Nov. 18: School psychologist, counselor hiring lags nationwide even as student mental health needs soar

As students struggle, many schools have talked about the ways they are adding mental health support for students. But this fall, many still hadn’t managed to add counselors or psychologists, despite an influx of federal relief money, Patrick Wall, Kalyn Belsha, and the Associated Press’ Annie Ma documented.

Among 18 of the country’s largest school districts, 12 started this school year with fewer counselors or psychologists than they had in fall 2019, according to an analysis by Chalkbeat. As a result, many school mental health professionals have caseloads that far exceed recommended limits, according to experts and advocates, and students must wait for urgently needed help.  ‘They have so many students that they’re dealing with,’ said Mira Ugwuadu, 17. ‘I personally don’t want to blame them. But I also deserve care and support, too.’
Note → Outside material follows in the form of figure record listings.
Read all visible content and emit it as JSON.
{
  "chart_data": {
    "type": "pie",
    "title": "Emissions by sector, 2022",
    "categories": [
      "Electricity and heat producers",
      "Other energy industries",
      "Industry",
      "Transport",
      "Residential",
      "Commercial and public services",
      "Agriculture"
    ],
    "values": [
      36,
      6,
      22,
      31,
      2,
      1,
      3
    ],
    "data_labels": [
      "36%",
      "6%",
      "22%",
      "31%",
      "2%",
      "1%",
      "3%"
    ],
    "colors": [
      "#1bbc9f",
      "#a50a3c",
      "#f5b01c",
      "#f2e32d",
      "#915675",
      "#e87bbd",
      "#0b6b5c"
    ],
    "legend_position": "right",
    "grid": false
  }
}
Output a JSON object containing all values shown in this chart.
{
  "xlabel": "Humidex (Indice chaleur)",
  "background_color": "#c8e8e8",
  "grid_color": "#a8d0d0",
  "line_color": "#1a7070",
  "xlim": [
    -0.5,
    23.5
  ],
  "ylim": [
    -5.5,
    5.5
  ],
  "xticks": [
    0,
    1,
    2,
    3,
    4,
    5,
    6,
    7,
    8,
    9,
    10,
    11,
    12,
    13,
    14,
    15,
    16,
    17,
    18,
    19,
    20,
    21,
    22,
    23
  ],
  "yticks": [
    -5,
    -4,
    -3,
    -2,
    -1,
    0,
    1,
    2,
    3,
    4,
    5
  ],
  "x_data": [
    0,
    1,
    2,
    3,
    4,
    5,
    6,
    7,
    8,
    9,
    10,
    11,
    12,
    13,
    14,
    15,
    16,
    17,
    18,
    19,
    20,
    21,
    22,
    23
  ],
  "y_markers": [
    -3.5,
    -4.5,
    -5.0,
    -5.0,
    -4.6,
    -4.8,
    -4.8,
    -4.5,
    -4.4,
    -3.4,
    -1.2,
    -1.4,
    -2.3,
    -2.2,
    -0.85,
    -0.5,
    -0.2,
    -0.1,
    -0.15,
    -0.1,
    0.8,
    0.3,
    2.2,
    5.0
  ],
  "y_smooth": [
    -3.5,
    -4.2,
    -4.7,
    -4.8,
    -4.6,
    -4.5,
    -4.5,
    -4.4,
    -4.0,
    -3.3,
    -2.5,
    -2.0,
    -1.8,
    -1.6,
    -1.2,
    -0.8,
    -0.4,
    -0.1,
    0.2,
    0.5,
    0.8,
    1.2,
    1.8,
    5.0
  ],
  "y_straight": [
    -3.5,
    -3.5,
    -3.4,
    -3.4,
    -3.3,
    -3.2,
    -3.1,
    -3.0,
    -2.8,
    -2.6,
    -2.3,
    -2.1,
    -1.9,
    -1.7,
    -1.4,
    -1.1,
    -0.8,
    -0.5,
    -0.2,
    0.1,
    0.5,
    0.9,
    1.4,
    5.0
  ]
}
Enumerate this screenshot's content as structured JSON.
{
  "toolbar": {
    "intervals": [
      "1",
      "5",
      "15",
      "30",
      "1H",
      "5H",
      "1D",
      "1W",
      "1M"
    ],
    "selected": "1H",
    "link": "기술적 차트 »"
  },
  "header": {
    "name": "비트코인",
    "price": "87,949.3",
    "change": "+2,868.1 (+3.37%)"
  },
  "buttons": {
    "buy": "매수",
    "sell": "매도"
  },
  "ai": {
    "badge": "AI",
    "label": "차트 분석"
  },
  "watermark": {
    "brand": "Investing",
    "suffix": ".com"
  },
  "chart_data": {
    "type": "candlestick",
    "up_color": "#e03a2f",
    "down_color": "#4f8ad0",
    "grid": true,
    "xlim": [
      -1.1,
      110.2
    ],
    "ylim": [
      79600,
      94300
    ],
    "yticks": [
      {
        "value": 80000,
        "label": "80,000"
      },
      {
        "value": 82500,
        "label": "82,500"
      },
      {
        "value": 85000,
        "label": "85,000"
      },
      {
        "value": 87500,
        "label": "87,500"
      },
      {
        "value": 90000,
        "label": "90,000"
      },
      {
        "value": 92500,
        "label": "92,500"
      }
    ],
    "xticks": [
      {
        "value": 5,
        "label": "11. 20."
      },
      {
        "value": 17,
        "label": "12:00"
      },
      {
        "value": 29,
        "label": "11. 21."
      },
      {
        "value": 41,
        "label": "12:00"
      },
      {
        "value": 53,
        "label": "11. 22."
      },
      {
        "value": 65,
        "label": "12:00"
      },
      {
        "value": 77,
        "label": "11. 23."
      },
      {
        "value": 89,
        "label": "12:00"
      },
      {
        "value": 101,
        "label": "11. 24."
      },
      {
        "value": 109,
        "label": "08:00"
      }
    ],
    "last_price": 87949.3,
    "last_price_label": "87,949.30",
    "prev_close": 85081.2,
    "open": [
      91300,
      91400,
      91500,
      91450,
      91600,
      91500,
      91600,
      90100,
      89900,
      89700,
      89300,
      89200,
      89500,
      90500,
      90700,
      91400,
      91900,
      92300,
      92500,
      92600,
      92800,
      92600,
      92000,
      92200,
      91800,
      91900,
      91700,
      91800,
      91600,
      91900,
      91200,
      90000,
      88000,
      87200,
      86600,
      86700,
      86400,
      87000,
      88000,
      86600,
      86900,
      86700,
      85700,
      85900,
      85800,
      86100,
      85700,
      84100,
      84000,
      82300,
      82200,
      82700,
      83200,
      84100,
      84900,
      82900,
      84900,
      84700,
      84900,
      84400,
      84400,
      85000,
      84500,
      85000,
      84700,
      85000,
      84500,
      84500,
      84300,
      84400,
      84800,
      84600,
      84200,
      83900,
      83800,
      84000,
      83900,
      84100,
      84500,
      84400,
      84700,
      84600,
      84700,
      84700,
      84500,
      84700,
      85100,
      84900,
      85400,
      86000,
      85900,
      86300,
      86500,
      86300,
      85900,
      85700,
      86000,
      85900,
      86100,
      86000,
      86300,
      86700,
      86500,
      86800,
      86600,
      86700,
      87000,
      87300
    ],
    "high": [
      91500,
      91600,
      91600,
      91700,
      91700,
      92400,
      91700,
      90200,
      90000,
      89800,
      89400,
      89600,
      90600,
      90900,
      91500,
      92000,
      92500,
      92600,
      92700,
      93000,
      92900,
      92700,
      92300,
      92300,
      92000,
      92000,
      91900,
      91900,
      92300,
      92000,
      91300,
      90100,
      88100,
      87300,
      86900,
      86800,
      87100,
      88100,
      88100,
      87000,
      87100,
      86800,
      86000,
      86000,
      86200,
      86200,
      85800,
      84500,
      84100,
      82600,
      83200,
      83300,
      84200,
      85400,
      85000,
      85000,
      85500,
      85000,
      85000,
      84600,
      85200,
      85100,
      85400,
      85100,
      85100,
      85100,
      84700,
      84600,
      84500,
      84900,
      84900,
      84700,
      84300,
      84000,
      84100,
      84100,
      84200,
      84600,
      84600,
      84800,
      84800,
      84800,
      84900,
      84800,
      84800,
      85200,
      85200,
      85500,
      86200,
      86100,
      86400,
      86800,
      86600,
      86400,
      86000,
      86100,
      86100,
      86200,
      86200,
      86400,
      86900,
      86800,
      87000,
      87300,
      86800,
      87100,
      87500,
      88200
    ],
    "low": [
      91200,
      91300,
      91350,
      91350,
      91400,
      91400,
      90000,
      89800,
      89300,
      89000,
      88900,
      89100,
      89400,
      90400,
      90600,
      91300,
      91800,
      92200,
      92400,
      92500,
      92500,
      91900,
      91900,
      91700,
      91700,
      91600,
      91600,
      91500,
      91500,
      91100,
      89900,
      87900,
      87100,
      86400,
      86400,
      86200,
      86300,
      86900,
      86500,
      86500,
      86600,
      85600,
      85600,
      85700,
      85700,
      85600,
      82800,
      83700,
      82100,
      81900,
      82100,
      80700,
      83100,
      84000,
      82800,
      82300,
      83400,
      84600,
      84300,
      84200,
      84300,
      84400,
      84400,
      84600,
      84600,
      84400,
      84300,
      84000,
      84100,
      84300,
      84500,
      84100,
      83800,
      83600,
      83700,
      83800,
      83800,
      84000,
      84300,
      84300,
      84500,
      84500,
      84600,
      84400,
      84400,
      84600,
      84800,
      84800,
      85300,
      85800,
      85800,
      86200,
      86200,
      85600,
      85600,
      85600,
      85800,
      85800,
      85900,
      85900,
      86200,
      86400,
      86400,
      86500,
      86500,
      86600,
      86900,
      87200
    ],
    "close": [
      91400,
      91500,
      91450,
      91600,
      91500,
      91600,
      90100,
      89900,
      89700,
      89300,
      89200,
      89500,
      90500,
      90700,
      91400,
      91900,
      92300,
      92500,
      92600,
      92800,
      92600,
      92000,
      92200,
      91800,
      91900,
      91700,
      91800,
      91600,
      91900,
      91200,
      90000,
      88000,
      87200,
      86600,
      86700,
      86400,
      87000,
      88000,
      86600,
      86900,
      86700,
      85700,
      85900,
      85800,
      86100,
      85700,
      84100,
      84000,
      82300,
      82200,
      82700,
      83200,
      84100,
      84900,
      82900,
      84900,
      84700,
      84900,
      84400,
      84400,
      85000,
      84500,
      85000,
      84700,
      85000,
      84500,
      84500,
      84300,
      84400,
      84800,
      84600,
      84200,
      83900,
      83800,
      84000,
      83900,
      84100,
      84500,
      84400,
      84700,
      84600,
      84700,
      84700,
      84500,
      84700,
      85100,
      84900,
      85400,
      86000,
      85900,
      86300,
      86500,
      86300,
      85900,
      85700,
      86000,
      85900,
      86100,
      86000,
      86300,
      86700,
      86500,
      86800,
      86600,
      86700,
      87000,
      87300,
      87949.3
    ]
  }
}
Dec. 9: How one Chicago school social worker is grappling with COVID’s toll on students

Chicago has doubled the number of social workers in schools. But each of them is still juggling hundreds of students’ needs, as Mauricio Peña documented, at a moment when students are struggling with academics and behavior. 

In the bathroom, [Mary] Difino took another deep breath, then headed back to her office. There she tidied up and fixed her desk. She grabbed her soccer bag from that morning’s Piccolo girls soccer team practice and a binder full of drills and activities. Her role as coach for second, third, and fourth grade students is a reprieve from her frenetic duties during school hours.  She thought about what was needed to calm the fights and help her students: a restorative justice coordinator, smaller class sizes, perhaps another social worker.  But as Difino left for home that night, that wish list seemed far away — and she just felt exhausted.